CAIRO – The sharp, almost synchronized, pivot by most of the world’s major central banks in raising interest rates has highlighted the growth-inflation trade-off that most countries now face. But it has given rise to another significant macroeconomic challenge – the Herculean task of balancing debt sustainability with climate-change mitigation and adaptation. The challenge is especially formidable in the Global South, where the rising cost of servicing external debts has reduced countries’ fiscal space and ability to pursue climate action.
Global warming is intensifying, and its negative spillovers are disproportionately felt in low-income, climate-vulnerable economies. Although these countries have contributed the least to the looming climate catastrophe, they find themselves on the frontlines of a crisis that, by increasing the frequency and likelihood of large economic contractions, represents a major long-term development risk. For example, the economic and social costs of the floods suffered by Pakistan in 2022 resulted in an estimated output loss of 2.2% of GDP.

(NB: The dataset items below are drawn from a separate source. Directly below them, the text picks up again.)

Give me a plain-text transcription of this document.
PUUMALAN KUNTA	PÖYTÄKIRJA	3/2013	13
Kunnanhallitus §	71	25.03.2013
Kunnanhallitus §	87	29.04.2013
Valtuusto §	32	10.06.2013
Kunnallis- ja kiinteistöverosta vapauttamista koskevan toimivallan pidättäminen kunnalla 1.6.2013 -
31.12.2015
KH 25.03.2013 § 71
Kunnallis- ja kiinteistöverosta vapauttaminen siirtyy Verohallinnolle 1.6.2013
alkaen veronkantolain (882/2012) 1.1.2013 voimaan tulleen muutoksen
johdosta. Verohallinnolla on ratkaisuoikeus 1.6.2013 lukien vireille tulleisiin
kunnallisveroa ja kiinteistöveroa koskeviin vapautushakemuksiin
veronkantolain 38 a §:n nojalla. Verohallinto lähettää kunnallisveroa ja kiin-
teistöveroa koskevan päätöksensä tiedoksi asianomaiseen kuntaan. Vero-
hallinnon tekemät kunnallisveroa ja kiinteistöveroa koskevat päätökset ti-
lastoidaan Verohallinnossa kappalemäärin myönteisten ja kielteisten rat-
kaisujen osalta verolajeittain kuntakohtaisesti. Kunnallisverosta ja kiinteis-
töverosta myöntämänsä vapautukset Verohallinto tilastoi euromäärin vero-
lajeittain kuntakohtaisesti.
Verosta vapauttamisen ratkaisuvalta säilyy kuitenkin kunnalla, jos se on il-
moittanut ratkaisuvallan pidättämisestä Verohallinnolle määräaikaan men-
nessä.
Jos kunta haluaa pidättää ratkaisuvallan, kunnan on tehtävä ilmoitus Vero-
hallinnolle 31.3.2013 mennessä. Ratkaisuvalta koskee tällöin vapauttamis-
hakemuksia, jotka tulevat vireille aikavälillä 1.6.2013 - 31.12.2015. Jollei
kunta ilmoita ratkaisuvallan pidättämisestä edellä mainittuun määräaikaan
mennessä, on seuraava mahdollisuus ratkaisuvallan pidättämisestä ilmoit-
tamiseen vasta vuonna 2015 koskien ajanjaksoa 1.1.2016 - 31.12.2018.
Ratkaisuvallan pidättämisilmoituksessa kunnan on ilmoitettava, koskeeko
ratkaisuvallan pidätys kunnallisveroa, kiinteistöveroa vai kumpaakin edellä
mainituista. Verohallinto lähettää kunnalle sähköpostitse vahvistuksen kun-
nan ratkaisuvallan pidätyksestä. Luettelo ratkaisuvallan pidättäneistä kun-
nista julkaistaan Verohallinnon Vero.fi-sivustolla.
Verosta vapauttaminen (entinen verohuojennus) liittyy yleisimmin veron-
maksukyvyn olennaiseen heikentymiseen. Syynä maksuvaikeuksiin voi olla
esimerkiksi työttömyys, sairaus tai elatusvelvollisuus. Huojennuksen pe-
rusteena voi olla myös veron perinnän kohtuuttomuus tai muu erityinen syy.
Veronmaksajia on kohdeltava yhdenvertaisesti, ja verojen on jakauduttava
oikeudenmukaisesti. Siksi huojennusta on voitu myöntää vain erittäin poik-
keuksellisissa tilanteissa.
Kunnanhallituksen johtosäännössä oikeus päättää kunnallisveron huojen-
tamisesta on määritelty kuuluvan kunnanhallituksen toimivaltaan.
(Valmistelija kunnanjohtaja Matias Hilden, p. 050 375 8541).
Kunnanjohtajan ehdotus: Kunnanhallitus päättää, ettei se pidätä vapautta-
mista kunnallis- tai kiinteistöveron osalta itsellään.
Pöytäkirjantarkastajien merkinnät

As aggressive monetary tightening pushes more developing countries into or close to debt distress, addressing climate change becomes even more daunting. Fortunately, innovative nature-based financial solutions that can help avert both climate and debt crises have emerged. Debt-for-nature swaps, for example, enable countries to restructure their debt at a lower interest rate or longer maturity, with the proceeds being channeled to carbon-abatement projects.